É a mesma coisa. Trabalha-se com ingredientes ligeiramente diferentes, mas a arquitetura é arquitetura, tanto faz que seja em madeira, como em pedra, como em betão. É o problema da urbanização do espaço, de cumprimento de regras que garantam conforto, e os problemas energéticos. Agora usa-se muito, sobretudo na publicidade das imobiliárias, "casas sustentáveis”. Mas as imobiliárias, há uns anos atrás, o que contava era um quarto de banho, o ascensor e a cozinha em mármore, o resto toca a andar. Quando comecei a trabalhar quase que não existia a regulamentação, no entanto, construía-se bem, porque se construía pouco. Havia ‘brio’ da parte dos construtores.
"O exercício da nossa profissão está de rastos”
E agora não há esse ‘brio’. A construção já não é tão boa?

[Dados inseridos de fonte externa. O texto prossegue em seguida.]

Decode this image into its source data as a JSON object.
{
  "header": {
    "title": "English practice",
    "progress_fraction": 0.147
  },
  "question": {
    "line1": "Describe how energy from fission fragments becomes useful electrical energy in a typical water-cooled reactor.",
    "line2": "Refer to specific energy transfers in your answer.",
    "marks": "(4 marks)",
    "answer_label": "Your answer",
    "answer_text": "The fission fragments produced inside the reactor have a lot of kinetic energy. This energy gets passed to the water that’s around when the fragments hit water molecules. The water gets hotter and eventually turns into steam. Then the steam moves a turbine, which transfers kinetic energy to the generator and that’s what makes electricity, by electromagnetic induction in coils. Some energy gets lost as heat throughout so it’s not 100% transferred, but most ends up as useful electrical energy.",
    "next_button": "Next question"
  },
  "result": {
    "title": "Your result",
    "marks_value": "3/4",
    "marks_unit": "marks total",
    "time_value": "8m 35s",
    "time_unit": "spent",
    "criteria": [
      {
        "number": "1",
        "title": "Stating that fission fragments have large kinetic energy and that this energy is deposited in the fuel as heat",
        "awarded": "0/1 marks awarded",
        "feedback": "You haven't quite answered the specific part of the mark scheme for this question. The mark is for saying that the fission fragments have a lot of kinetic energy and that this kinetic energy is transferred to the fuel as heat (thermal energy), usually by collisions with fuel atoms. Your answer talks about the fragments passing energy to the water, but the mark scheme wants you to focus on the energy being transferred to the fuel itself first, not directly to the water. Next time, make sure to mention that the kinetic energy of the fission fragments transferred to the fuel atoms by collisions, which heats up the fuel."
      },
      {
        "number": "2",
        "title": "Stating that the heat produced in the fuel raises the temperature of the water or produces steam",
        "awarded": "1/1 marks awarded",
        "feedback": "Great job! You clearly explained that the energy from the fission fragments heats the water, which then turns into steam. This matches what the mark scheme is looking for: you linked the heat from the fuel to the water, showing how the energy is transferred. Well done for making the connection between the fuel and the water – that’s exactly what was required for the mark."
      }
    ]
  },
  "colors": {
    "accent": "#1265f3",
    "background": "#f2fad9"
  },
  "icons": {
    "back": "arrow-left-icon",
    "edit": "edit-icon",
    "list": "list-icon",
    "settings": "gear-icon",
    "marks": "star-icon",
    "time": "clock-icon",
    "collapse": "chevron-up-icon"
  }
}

Há boa e há má. Depende da exigência e da capacidade de exigir respostas à exigência. Isso depende muito do valor de obra. O dono é o primeiro arquiteto. Se o dono não quer qualidade não se consegue. E na obra pública, muitas vezes, o interesse é o corte da fita. E, depois, as condições pioraram muito. Tirando que, havia poucos arquitetos, agora há muitos, até provavelmente há demais. No fundo essa ampliação da atividade, incluindo o arquiteto, foi muito importante. Há sempre uma melhoria. Mas há outros aspetos muito negativos. Para começar, nós: as condições de trabalho do arquiteto em obra pública é um desastre. Agora, há princípios assumidos, que são suicídios arquitetónicos. Também há lá fora, não é só em Portugal. Essa crise parte logo da comunidade europeia. A livre concorrência é o remédio para tudo. Não há regras que possam mudar os arquitetos e há gente a trabalhar, por um lado, e o que custa hoje a elaboração do projeto, de um estúdio de arquitetura, é tremendo. E, agora, ultimamente, instituiu-se que os projetos ou vão a concurso, e nem sempre os resultados do concurso são bons, é visível, ou, se for por entrega direta, por escolha da autarquia, o limite dos honorários é, acho que, de 65.000 €, seja para o trabalho que for. As instruções que têm na obra pública são que, por entrega direta, só se dá 65.000€. Isso dá origem a subterfúgios, que chegam a ter uma imagem de corrupção, e, muitas vezes, não são subterfúgios para conseguir. Houve uma decisão que era: "a execução seria entregue ao preço mais barato”. Isso então é incrível. E custa muito ao país. Porque a qualidade ardeu. Até porque há bastante competição na construção, sobretudo em Lisboa. Hoje, os preços estão baratos. E, há pouco tempo, as câmaras, por exemplo, não entregavam ao empreiteiro mais caro, nem ao mais barato. Agora é ao mais barato. O projeto que fiz, o último, demorou 20 anos, desde que foi entregue o projeto até estar construído. Porque os empreiteiros dão preços impossíveis. Na altura, sobretudo, em que havia pouco trabalho. Pelo menos recebiam a primeira tranche e, depois, não conseguiam e abandonavam. Depois era preciso abrir outro concurso, e um concurso leva, em média, seis meses e, às vezes, pedem um projeto em menos de seis meses, mas os concursos de construção levam seis meses, porque é comunitária e a carga de democracia é uma coisa incrível. Ora, o exercício da nossa profissão está de rastos.